Si l'on traçait devant ce genre de personnes l'image de la véritable confession, avec la préparation et l'examen intérieur qu'elle exige, pour fournir ainsi l'occasion d'une véritable direction spirituelle, soit elles ne verraient dans la confession qu'une variante de ce qu'elles appellent un entretien, soit elles seraient saisies d'un effroi mortel à l'éventualité de se voir pour une fois telles qu'elles sont. Car cela signifierait une soumission de toute leur existence à une norme de laquelle pourrait retentir une exigence implacable et imprévisible. Ce qu'elles appellent dialogue reste confiné dans une sphère extérieure à leur existence ; la nécessité qu'elles évoquent peut bien leur être intérieure, elle glisse, au cours de leurs paroles, à la périphérie et reste ainsi inexplorée, tant en ce qui concerne son origine que son contenu. Leur solitude ne fait qu'un avec leur incapacité d'avoir un authentique échange.
Toute personne dont la profession consiste à s'occuper des problèmes d'autrui et qui, de plus, sait les rendre intéressants, se fera sans aucun doute une clientèle. Il se peut qu'elle ait simplement l'art d'écouter et que cela suffise à susciter la confiance, si bien que les gens affluent vers elle et lui racontent les histoires les plus incroyables ; pour ces gens, le fait qu'on leur consacre du temps constitue déjà une consolation et un succès. Cela les comble d'aise d'avoir été reçus et d'avoir pu s'expliquer. Mais ce n'est pas tout. Il existe aussi des méthodes et des techniques, comme celles de la psychanalyse, qui, pour aider et soulager les gens, remontent à ce qui est présent en l'homme et forment un tout de l'écho que l'on peut en attendre avec certitude ; elles mettent au grand jour la vie des instincts et la dimension de l'éros dans leurs manifestations plus ou moins conscientes pour expliquer par là tout le comportement de la personne et lui donner une signification qui provient entièrement de ses pulsions, mais laisse en elle le sentiment d'avoir été comprise de manière totalement nouvelle. Et comme un tel traitement dure longtemps, le patient se sent véritablement porté durant toute une période, et si celle-ci coïncide avec ses difficultés aiguës, il pensera après coup avoir été aidé de façon efficace et durable.

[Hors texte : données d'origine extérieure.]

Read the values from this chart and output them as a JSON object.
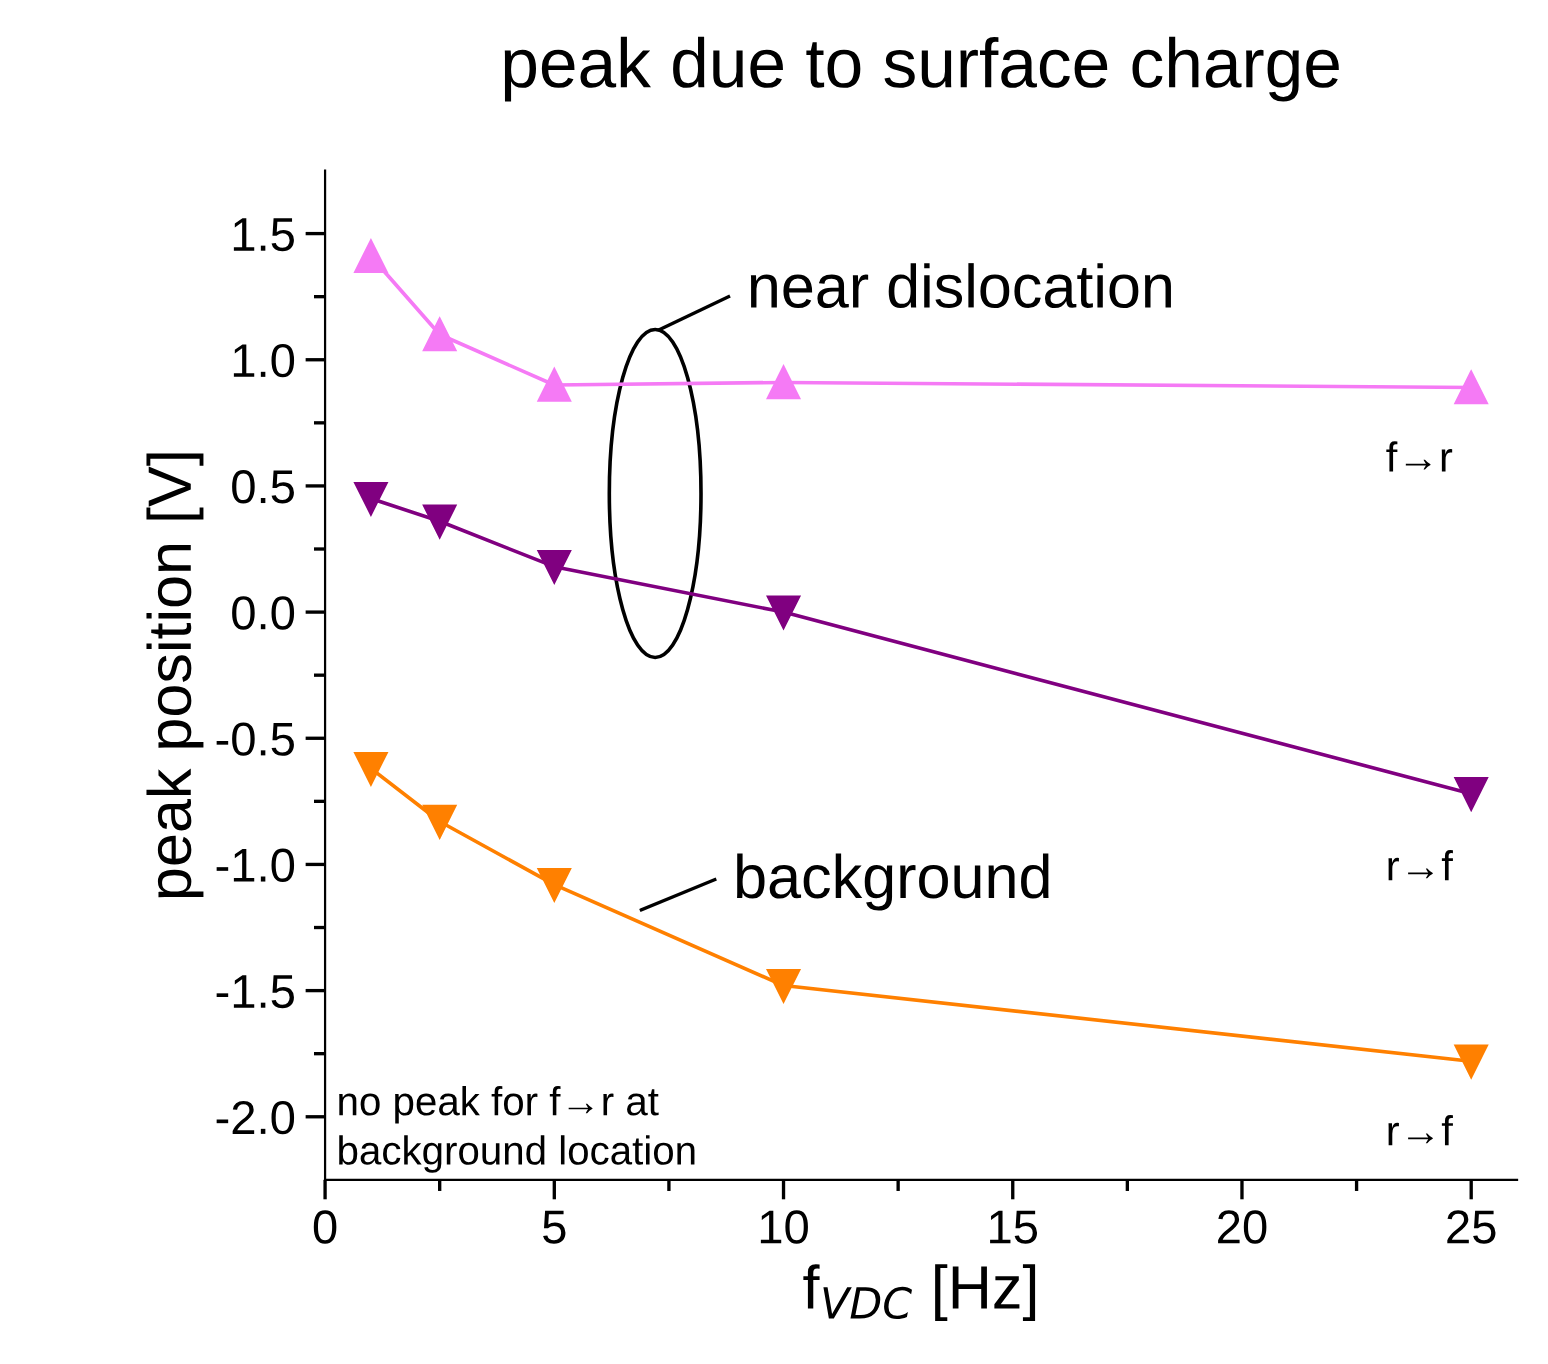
{
  "chart_data": {
    "type": "line",
    "title": "peak due to surface charge",
    "xlabel": "f$_{VDC}$ [Hz]",
    "ylabel": "peak position [V]",
    "x": [
      1,
      2.5,
      5,
      10,
      25
    ],
    "series": [
      {
        "color": "#f57af5",
        "marker": "triangle",
        "values": [
          1.41,
          1.1,
          0.9,
          0.91,
          0.89
        ]
      },
      {
        "color": "#800080",
        "marker": "triangle-down",
        "values": [
          0.45,
          0.36,
          0.18,
          0.0,
          -0.72
        ]
      },
      {
        "color": "#ff8000",
        "marker": "triangle-down",
        "values": [
          -0.62,
          -0.83,
          -1.08,
          -1.48,
          -1.78
        ]
      }
    ],
    "xlim": [
      0,
      26
    ],
    "xticks": [
      0,
      5,
      10,
      15,
      20,
      25
    ],
    "ylim": [
      -2.25,
      1.75
    ],
    "yticks": [
      {
        "value": -2,
        "label": "-2.0"
      },
      -1.5,
      {
        "value": -1,
        "label": "-1.0"
      },
      -0.5,
      {
        "value": 0,
        "label": "0.0"
      },
      0.5,
      {
        "value": 1,
        "label": "1.0"
      },
      1.5
    ],
    "grid": false,
    "legend": false,
    "line_style": "solid",
    "annotations": [
      "f→r",
      "r→f",
      "r→f",
      "near dislocation",
      "background",
      "no peak for f→r at\nbackground location"
    ]
  }
}
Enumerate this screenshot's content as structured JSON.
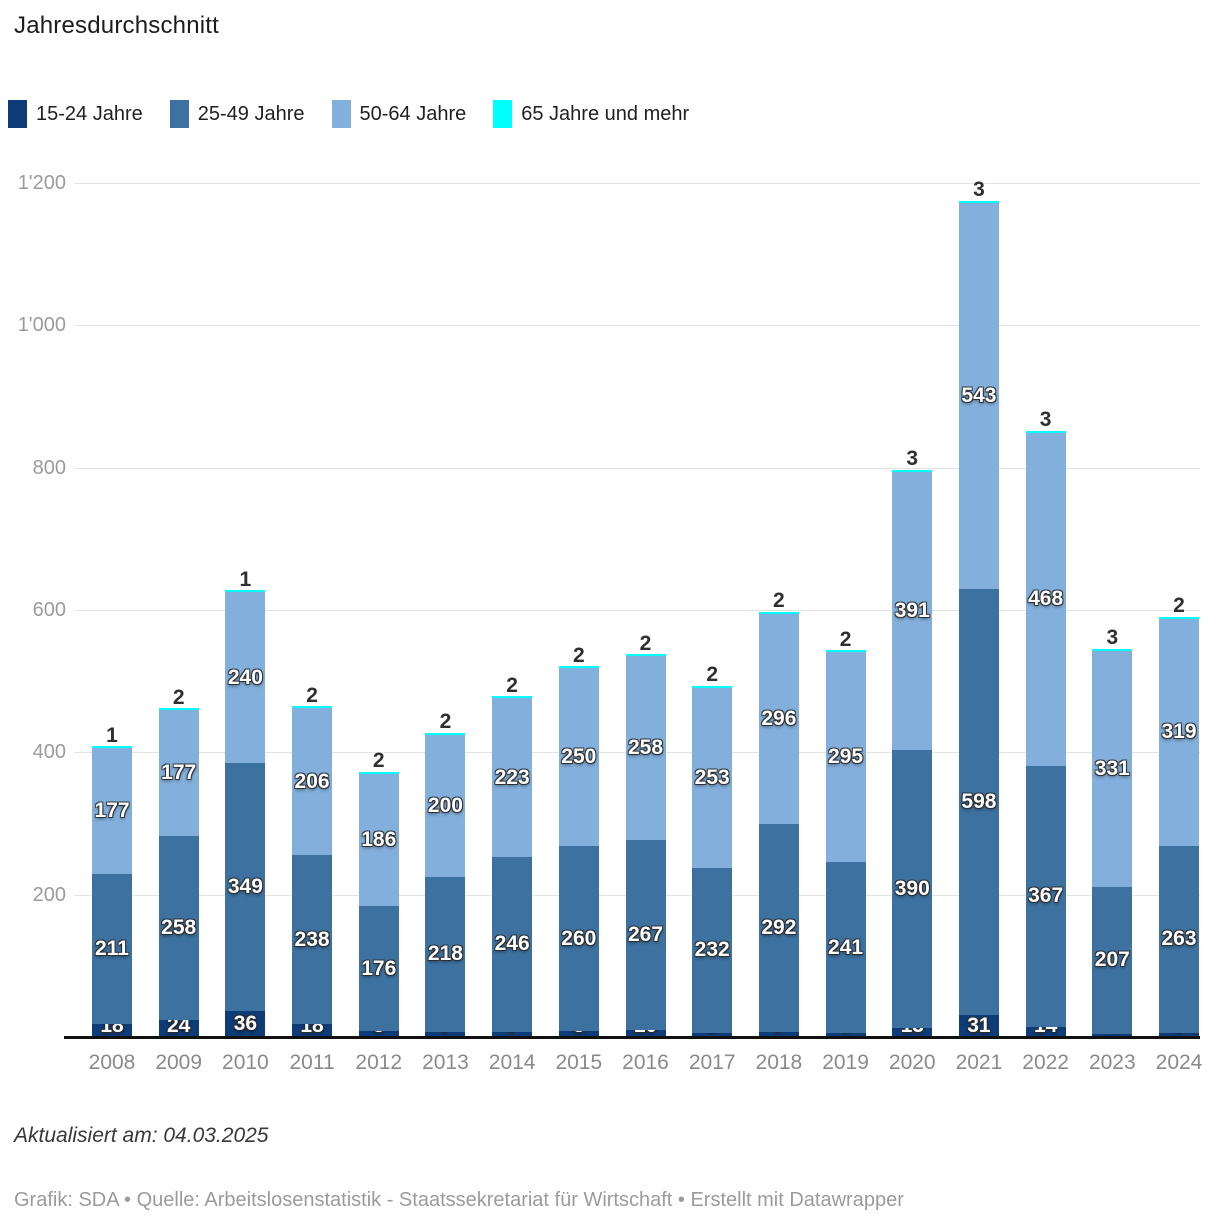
{
  "title": "Jahresdurchschnitt",
  "legend": [
    {
      "label": "15-24 Jahre",
      "color": "#0e3c78"
    },
    {
      "label": "25-49 Jahre",
      "color": "#3d72a0"
    },
    {
      "label": "50-64 Jahre",
      "color": "#82afdb"
    },
    {
      "label": "65 Jahre und mehr",
      "color": "#00ffff"
    }
  ],
  "chart_data": {
    "type": "bar",
    "stacked": true,
    "title": "Jahresdurchschnitt",
    "xlabel": "",
    "ylabel": "",
    "categories": [
      "2008",
      "2009",
      "2010",
      "2011",
      "2012",
      "2013",
      "2014",
      "2015",
      "2016",
      "2017",
      "2018",
      "2019",
      "2020",
      "2021",
      "2022",
      "2023",
      "2024"
    ],
    "series": [
      {
        "name": "15-24 Jahre",
        "values": [
          18,
          24,
          36,
          18,
          8,
          7,
          7,
          8,
          10,
          6,
          7,
          5,
          13,
          31,
          14,
          4,
          6
        ]
      },
      {
        "name": "25-49 Jahre",
        "values": [
          211,
          258,
          349,
          238,
          176,
          218,
          246,
          260,
          267,
          232,
          292,
          241,
          390,
          598,
          367,
          207,
          263
        ]
      },
      {
        "name": "50-64 Jahre",
        "values": [
          177,
          177,
          240,
          206,
          186,
          200,
          223,
          250,
          258,
          253,
          296,
          295,
          391,
          543,
          468,
          331,
          319
        ]
      },
      {
        "name": "65 Jahre und mehr",
        "values": [
          1,
          2,
          1,
          2,
          2,
          2,
          2,
          2,
          2,
          2,
          2,
          2,
          3,
          3,
          3,
          3,
          2
        ]
      }
    ],
    "ylim": [
      0,
      1200
    ],
    "yticks": [
      200,
      400,
      600,
      800,
      1000,
      1200
    ],
    "ytick_labels": [
      "200",
      "400",
      "600",
      "800",
      "1'000",
      "1'200"
    ],
    "grid": true,
    "legend_position": "top"
  },
  "footer": {
    "updated": "Aktualisiert am: 04.03.2025",
    "byline": "Grafik: SDA • Quelle: Arbeitslosenstatistik - Staatssekretariat für Wirtschaft • Erstellt mit Datawrapper"
  }
}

Ceux qui sortent guéris du traitement sont souvent ceux auxquels on a expliqué quelque chose des éléments les plus primitifs en l'homme, de sorte qu'à l'avenir, dans tous les conflits, ils reviendront sans cesse à cette explication, ainsi rendus aveugles à tout ce qui n'entre pas dans le schéma des forces instinctives. Ce n'est pas à eux que les entretiens auront apporté une ouverture sur la richesse et la plénitude du monde réel. Bien au contraire, ce sont des gens à qui on a retranché et déclaré nul tout ce qui n'entre pas dans la méthode de l'école analytique. Les méthodes ne sont pas toutes nécessairement aussi étroites que celles de la psychanalyse classique. Nombreuses sont les voies par lesquelles on croit pouvoir aider les hommes. On peut les orienter vers une attitude plus sociale, leur dévoiler des aspects jusqu'alors inconnus de l'existence.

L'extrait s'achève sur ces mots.